Last month the Unearthed website reported that Tate & Lyle stands to be the sole beneficiary of a government decision to allow tariff-free raw cane sugar imports, when the UK’s post-Brexit ‘transition’ arrangements with the EU come to an end next year, a tariff break worth up to £73m.
While serving as a government adviser, Singham remains a fellow at the Institute for Economic Affairs.
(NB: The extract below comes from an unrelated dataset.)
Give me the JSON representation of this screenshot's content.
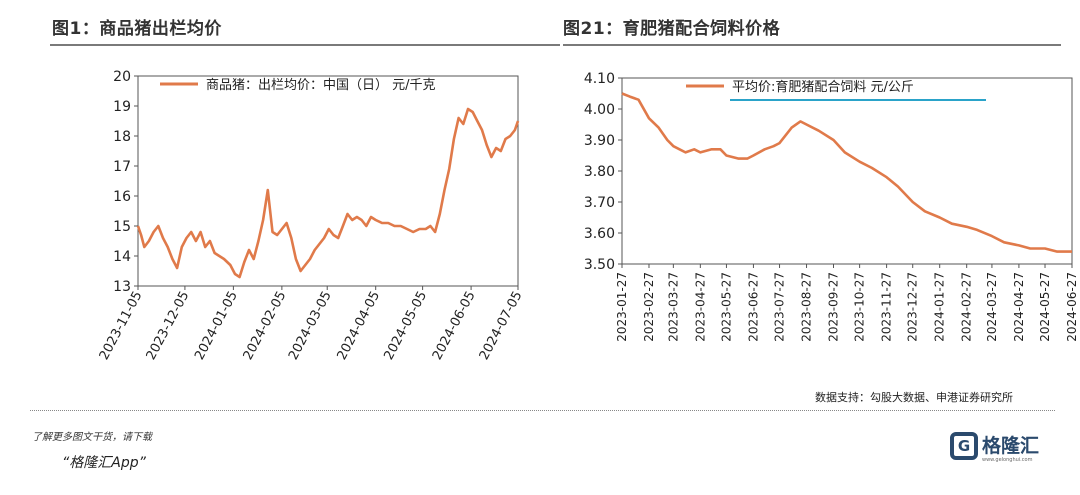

The right-wing think tank - which does not declare its funders - has an interest in agriculture as well as in trade in the time of Brexit, the subjects on which Singham is advising the government.
The IEA has sought donations from US agribusinesses and in 2018 its director-general told an undercover reporter from the investigative website Unearthed that it was in the “Brexit-influencing game”. Earlier this month, the think tank was targeted by Extinction Rebellion in a protest against the influence of right- wing think tanks.
Liz Truss, who as Secretary of State for International Trade was responsible for reappointing Singham, had three meetings with the IEA earlier this year which were removed from transparency records and later reinstated following criticism.
Truss’s trade and agriculture commission mainly comprises representatives from the farming and retail sectors including the National Union of Farmers and the British Retail Consortium. The only appointees not representing a clearly defined sector are Singham and former New Zealand trade and agriculture minister Sir Lockwood Smith, who also sits on the IEA’s trade advisory council.
A Department of International Trade spokesman declined to answer detailed questions about Singham’s appointment, his disclosures to the commission and any potential conflicts.